Feb 01 2006

Smoke and mirrors

Posted by Doug Thompson in Politics

President George W. Bush’s talk of energy independence sure sounds good as a TV sound bite but, as they say, reality bites.

From the Chicago Tribune:

If America is addicted to oil, as President Bush said Tuesday night in his State of the Union speech, the treatment plan he sketched out is likely to be long and costly.

And even if the country achieves the goals Bush set in his speech, the United States would remain heavily dependent on oil imports from volatile regions for years to come.

Bush proposed making ethanol, a corn-based fuel that currently is more expensive and less efficient than gasoline, competitive with gas within six years.

“Six years is really ambitious,” said Mark Edelman, an economist at Iowa State University. “That’s really going to take some ramping up of research and funding.”

Edelman said Bush’s proposed $59 million increase in research funding to $150 million in 2007 is significant but that many of the most promising ethanol technologies “at this point are pretty much in the beginning stages of research,” Edelman said.

If that goal is met, and other breakthroughs are achieved, the United States would cut its reliance on oil from the Mideast by 75 percent by 2025, Bush said in his speech.

That’s a big cut, but not nearly as large as it sounds. The United States gets only 20 percent of its oil from the Middle East, according to the Department of Energy. Far more oil comes from Africa and Venezuela, where governments also are either unstable or unfriendly to the United States.

But while journalists were unimpressed, Americans were downright angry:

Americans reacted with skepticism and anger at President Bush’s fifth State of the Union address Tuesday night, reflecting a national mood that reflects serious reservations about the controversial war in Iraq, revelations about the administration’s secret domestic spying program, and missteps following Hurricane Katrina.

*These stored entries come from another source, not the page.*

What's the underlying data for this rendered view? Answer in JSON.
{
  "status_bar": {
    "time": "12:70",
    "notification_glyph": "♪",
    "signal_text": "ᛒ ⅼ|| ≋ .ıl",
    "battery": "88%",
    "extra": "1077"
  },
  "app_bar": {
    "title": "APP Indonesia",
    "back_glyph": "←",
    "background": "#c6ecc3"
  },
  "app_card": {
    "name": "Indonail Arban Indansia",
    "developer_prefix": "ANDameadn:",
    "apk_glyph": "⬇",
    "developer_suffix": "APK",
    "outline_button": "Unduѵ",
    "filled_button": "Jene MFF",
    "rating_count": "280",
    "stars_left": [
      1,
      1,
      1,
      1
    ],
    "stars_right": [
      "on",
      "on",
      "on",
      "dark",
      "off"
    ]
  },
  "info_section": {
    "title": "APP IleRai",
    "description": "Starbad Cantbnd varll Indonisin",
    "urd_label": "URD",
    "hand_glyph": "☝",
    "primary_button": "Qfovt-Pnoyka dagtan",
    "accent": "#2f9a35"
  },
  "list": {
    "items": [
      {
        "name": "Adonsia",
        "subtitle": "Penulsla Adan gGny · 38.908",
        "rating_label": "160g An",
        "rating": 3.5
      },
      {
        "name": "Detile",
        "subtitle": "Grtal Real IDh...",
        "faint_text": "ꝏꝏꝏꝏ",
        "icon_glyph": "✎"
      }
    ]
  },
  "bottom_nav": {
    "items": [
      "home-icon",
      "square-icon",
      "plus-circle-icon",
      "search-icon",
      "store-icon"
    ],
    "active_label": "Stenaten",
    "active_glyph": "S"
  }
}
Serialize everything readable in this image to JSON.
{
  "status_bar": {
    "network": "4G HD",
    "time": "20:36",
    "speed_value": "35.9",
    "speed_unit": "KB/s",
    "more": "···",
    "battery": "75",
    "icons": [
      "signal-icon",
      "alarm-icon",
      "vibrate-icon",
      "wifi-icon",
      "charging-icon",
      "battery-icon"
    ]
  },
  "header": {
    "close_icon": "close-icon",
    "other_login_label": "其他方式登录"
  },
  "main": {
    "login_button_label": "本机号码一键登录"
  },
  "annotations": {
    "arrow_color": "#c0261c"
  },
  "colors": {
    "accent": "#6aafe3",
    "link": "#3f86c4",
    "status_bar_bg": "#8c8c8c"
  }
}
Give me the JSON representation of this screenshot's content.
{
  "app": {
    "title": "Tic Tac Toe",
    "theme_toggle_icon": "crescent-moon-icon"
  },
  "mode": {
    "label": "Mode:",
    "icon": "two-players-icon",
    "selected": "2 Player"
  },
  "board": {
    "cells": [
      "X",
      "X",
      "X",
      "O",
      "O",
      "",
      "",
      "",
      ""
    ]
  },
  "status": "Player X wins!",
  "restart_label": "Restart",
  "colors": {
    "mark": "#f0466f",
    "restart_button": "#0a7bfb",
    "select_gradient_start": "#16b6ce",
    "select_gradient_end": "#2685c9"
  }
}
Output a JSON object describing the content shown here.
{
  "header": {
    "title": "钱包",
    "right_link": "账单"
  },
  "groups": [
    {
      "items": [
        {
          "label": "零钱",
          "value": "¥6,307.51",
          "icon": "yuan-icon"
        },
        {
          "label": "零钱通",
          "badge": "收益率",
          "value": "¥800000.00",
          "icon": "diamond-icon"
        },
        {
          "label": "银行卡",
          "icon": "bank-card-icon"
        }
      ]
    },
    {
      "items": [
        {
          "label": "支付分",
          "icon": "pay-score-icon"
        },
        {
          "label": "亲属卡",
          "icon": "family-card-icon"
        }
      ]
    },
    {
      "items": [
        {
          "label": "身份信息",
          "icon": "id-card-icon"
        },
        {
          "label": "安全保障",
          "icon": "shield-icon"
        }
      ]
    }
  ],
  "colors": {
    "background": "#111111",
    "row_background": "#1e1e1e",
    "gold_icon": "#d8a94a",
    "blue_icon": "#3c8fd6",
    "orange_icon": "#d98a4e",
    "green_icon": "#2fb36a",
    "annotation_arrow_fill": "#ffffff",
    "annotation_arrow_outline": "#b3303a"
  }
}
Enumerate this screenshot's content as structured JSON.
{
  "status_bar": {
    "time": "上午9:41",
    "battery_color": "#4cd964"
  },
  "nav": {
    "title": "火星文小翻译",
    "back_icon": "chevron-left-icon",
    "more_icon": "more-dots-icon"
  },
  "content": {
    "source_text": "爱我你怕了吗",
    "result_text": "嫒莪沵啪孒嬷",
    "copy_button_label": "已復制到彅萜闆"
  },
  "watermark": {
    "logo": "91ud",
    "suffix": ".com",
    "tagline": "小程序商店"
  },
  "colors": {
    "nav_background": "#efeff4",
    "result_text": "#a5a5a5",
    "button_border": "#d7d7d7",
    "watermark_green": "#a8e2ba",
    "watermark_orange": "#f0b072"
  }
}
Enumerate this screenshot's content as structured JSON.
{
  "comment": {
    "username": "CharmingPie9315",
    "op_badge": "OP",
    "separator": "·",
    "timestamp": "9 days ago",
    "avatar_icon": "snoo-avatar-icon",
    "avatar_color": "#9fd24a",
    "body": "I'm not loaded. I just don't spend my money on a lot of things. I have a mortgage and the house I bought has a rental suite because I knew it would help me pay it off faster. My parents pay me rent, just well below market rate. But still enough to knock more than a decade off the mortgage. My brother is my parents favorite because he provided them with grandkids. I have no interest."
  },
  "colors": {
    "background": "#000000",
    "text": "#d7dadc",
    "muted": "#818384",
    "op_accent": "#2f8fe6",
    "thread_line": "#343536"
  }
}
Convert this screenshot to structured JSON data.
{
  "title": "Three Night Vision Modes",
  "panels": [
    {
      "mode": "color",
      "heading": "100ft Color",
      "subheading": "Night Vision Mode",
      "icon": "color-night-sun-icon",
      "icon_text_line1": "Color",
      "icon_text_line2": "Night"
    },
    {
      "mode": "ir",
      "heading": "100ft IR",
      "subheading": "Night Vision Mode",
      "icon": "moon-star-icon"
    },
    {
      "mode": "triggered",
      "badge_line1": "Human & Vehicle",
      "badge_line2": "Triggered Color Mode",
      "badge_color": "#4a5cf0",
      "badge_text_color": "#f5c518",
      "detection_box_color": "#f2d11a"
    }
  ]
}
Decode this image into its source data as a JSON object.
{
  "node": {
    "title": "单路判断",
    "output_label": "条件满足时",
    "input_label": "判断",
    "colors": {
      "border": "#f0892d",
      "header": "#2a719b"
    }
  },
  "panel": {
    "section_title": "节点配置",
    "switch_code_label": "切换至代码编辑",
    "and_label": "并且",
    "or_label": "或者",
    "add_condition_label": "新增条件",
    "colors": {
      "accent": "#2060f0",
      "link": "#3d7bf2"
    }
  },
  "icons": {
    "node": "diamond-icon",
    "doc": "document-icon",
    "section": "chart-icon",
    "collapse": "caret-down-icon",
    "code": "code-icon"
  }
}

At an Uptown neighborhood bar in New Orleans, both Republicans and Democrats paused to watch with at least one common hope: Rebuilding the Gulf Coast will be a top issue for the federal government.

But neither Tom Short, 75, a Republican and a Korean War veteran, nor attorney Todd Hebert, 38, a Democrat, found much to cheer about in Bush’s address.

After Bush mentioned the Gulf Coast in one or two sentences deep into his speech, Short exclaimed, “Did I miss something? I think that’s a crying shame.”